What’s new in tech
YouTube adds Wikipedia links
YouTube announced last week that it will add Wikipedia links to videos about controversial topics and conspiracy theories in order to “better inform viewers,” said Blake Montgomery in BuzzFeed.com. The company concedes that adding links to videos about subjects such as the moon landing or chemtrails is by no means “a full-scale solution” to the complex problem of misinformation on the platform. But it’s the first step in what the company said will be a series of tools to help contextualize videos. The Wikimedia Foundation, which runs the online encyclopedia Wikipedia, said “it had not been given advance notice of YouTube’s announcement,” adding that no “formal partnership with YouTube” exists. Wikipedia itself is crowdsourced, meaning anyone can edit it, and it “remains unclear how YouTube will ensure factual accuracy” of the suggested links.
Facial-recognition tech at arenas
New York City’s Madison Square Garden is quietly using facial-recognition technology “to bolster security and identify those entering the building,” said Kevin Draper in The New York Times. Cameras at various entrance points reportedly capture images of people, and an algorithm compares the images to a database of photographs to determine if a person is considered a security “problem.” The arena, home to major sporting and concert events, is already known for its “tight security.” But facial recognition comfortably places it “in the vanguard” of sporting facilities across the country. Security is the “most obvious” use for the technology, but in the future, it could allow ticketholders to enter, and purchase from concessions, without ever taking out their wallet.

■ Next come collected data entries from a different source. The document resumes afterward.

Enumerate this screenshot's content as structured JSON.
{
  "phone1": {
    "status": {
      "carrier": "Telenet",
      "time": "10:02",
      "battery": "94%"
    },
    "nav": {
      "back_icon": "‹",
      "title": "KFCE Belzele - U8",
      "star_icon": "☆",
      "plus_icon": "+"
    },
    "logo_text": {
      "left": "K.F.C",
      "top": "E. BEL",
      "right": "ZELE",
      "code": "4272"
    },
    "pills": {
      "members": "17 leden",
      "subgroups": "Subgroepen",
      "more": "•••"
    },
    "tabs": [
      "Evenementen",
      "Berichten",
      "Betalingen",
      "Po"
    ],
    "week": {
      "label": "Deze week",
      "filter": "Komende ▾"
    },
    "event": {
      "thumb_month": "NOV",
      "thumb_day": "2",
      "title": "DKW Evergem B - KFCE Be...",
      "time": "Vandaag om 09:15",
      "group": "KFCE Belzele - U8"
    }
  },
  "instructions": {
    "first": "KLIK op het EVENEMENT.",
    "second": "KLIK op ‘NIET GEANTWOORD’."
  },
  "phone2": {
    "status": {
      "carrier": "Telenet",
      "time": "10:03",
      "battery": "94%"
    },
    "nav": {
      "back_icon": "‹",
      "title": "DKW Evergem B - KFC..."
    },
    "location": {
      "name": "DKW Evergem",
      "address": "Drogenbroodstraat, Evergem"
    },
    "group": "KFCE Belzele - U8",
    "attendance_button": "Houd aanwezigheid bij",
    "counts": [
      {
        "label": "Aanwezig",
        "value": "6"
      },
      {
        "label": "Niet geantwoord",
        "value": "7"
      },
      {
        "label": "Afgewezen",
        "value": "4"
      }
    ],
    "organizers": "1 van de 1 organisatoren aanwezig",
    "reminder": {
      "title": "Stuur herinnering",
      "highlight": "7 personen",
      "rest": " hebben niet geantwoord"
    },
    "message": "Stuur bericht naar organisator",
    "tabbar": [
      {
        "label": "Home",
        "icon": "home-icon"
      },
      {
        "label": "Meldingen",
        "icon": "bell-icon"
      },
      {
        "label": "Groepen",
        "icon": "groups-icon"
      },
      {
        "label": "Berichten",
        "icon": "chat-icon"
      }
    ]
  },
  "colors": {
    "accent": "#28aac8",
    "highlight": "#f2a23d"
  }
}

The startup that preserves brains
“There’s never been anything quite like Nectome,” said Antonio Regalado in TechnologyReview.com. The startup, founded by MIT computer scientists, is developing a high-tech embalming process “for exquisitely preserving brains in microscopic detail.” The idea is that future scientists will take the scan of your brain “and turn it into a computer simulation.” In other words, someone “a lot like you, though not exactly you, will smell the flowers again in a data server somewhere.” The growing popularity of the concept of “immortality as a computer program” has helped Nectome raise $1 million in funding. Nectome’s brain-preserving process comes with a “grisly” caveat, however. For the procedure to work, “you have to be euthanized first.”